En un postrer intento de volverlo al redil, le propone que se lo piense tres o cuatro días, retirado en oración. El prior promete ayuda, rezar junto a todos los demás frailes de la casa para que “su Majestad” conceda la misericordia de vencer la infernal tentación. El obvia la sugerencia y no hubo “convite o fiesta en toda la ciudad donde los tres disolutos mancebos no se hallasen.” Japelín pide la mano y se casa con la hija de un pariente, interna en un monasterio. Matrimonio de dos recién salidos del convento. Pronto se embarazan. A los seis meses tiene que marchar a Cambray y Bruselas para hacerse cargo de la herencia de un pariente cercano, también noble adinerado. Japelín regresa a los tres meses, al recibir correo de que su mujer está con los dolores del parto. Piensa llegar para el bautizo que es lo que importa: acristianar al niño. 

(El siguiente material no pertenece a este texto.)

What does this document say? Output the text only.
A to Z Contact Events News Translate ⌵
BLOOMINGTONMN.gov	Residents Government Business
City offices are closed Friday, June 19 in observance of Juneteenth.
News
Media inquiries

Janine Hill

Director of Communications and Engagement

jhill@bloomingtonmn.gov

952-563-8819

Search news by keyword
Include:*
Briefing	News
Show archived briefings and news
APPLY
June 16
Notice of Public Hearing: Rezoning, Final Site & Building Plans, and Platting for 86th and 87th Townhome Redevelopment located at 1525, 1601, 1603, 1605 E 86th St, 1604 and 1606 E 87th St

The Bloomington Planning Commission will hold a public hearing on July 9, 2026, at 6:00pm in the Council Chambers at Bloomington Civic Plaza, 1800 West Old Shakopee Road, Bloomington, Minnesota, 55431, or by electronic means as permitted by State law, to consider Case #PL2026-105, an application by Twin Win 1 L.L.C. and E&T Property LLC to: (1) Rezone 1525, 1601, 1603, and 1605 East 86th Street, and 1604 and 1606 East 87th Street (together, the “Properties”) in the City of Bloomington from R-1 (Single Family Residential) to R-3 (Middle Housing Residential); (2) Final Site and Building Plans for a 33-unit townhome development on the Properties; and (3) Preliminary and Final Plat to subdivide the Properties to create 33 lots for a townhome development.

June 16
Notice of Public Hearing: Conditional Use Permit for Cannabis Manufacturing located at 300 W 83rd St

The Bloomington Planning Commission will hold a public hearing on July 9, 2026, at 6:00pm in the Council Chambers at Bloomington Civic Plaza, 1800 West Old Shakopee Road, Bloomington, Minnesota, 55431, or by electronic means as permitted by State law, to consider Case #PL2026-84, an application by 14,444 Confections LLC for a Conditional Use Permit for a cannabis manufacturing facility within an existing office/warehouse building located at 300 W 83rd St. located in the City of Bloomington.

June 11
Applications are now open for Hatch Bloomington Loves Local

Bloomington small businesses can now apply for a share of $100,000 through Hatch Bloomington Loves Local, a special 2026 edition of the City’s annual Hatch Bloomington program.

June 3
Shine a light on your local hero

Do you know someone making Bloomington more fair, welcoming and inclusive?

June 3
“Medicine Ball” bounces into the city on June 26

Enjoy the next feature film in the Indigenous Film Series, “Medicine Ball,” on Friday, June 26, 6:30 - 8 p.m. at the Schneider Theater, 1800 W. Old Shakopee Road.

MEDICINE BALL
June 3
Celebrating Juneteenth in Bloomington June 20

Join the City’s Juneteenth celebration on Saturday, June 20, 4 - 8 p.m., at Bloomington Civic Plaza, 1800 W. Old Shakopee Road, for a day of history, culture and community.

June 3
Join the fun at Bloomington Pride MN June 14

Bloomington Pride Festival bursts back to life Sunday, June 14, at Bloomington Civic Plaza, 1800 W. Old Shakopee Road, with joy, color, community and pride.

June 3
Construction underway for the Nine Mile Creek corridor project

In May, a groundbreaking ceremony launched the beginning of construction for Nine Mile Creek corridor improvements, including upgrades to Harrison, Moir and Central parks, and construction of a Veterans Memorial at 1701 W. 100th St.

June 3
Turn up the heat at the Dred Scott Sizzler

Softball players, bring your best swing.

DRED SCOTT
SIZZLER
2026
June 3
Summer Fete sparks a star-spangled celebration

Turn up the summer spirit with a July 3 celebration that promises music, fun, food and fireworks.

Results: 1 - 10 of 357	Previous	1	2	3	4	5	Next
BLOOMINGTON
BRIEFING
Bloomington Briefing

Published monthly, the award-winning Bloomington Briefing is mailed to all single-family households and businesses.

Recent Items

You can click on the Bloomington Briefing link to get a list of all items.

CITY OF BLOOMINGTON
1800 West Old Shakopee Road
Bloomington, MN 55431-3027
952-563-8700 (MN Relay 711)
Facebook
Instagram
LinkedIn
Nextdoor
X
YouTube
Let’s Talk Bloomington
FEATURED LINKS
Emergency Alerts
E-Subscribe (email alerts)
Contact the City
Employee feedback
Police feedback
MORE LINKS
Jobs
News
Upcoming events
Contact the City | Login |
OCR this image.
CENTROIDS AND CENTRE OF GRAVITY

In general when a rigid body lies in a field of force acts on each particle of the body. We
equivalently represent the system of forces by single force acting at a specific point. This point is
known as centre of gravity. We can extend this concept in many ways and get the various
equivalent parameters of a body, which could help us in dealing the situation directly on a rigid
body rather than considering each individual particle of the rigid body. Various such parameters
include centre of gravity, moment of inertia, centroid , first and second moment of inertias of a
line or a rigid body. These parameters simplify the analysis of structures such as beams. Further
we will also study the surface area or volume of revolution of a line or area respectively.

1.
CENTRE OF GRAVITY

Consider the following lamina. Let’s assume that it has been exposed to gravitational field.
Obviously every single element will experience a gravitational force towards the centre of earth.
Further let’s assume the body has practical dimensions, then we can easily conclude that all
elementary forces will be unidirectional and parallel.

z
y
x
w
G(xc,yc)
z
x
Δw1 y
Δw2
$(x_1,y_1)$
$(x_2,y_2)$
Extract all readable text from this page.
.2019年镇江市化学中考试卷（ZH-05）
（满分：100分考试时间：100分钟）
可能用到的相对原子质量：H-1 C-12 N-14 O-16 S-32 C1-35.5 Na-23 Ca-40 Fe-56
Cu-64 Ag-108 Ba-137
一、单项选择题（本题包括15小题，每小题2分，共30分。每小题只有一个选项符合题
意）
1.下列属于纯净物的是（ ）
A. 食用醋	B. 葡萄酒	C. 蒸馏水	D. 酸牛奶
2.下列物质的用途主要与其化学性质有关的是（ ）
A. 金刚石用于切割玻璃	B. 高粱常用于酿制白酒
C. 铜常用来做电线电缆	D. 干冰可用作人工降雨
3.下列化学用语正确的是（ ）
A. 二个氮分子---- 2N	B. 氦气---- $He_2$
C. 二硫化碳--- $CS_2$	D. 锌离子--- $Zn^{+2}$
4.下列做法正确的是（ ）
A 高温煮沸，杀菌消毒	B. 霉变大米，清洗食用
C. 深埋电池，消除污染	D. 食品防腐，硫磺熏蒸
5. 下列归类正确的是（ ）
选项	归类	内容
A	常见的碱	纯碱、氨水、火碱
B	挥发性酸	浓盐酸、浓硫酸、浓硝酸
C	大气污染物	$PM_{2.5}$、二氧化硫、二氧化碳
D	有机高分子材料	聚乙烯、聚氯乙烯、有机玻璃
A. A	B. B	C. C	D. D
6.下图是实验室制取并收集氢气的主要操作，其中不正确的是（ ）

En el camino de vuelta se encuentra con un soldado de los tercios españoles que va a Amberes a pasar unos días de permiso con sus amigos. Pertenece a la guarnición del castillo de Cambray. Lo invita a hacer noche en su casa de Lovaina, pues se confiesa “muy aficionado a la nación española” (Podemos ser aficionados a cualquier cosa, como buenos flamencos). 



 
"mi brazo, mi fortuna y buena estrella
echaron hoy su resto
en darme un hijo de una diosa bella,
por quien es, noble y mozo,
mil parabienes y contentos gozo."

El primer hijo. 
Óleo sobre lienzo. 61 x 76 cm.
José Jiménez Aranda

La alegría reina en todos los rincones de la casa porque la señora ha parido esa noche un niño varón como mil flores. Para que pueda ser báculo de su senectud, como confiesa Japelín ante su dama que le parece al soldado la más bella criatura que ha visto en todo Flandes. Come poco el invitado, prendado de los ojos y la hermosura de pechos algo descubiertos “que usan más llaneza las flamencas en este particular que nuestras españolas.” 

A la sobremesa Japelín echa mano al clavicordio y entona una canción propia. En ella da las gracias a la vida por la suerte de amar y gozar a la bella diosa que le ha dado un hijo hermoso. Se retiran a sus aposentos; el soldado, abrasado en el fuego y rabiosa concupiscencia. Ofende a Dios, le es infiel a su nación y agravia la nobleza del anfitrión. Ni los peligros y graves inconvenientes que le acechan pueden con su ceguera. Se levanta a media noche y sin decir palabra ejecuta su desordenado apetito sobre la recién parida. De madrugada y sin haber pegado ojo,  sale de la casa. 


Tú no has de ver consumida,
cómo la vida
pasó de largo,
maltratada y mal querida,
sin ver cumplida
ni una promesa,
le dice mientras
cepilla el pelo
de su princesa.
 
Joan Manuel Serrat




 Este comentario pertenece al grupo de lectura colectiva que desde La Acequia coordina y dirige desde hace unos cuantos años su autor, el profesor Pedro Ojeda Escudero.


3 comentarios:

Pedro Ojeda Escudero dijo...

EStas historias intercalas, tan marcadas de moral tridentina... son la clave ideológica de la novela.

Abejita de la Vega dijo...

Insistir en el castigo y en las formas externas de religiosidad. Así es la moral contrarreformista que predica el padre Avellaneda. En el primer cuento hay castigo, mucho castigo, muere hasta el apuntador, un cuento terrible. Me gusta más el de la monja pendona que coloca a la Virgen María como monja interina.
Gran trabajo el tuyo, Pancho.
Un abrazo

PENELOPE-GELU dijo...

Buenas noches, pancho:

No he avanzado más en la lectura de los capítulos, aunque he leído tus entradas.
Este es tremendo, por el ingrato soldado.
Los sermones, tan preparados y convincentes hace un tiempo...
Hoy, desde todos los púlpitos, se muestran como lo que son: simples charlatanes, vendedores de humo.

Un abrazo.

P.D.: Esta versión de "Princesa", es la que más me gusta.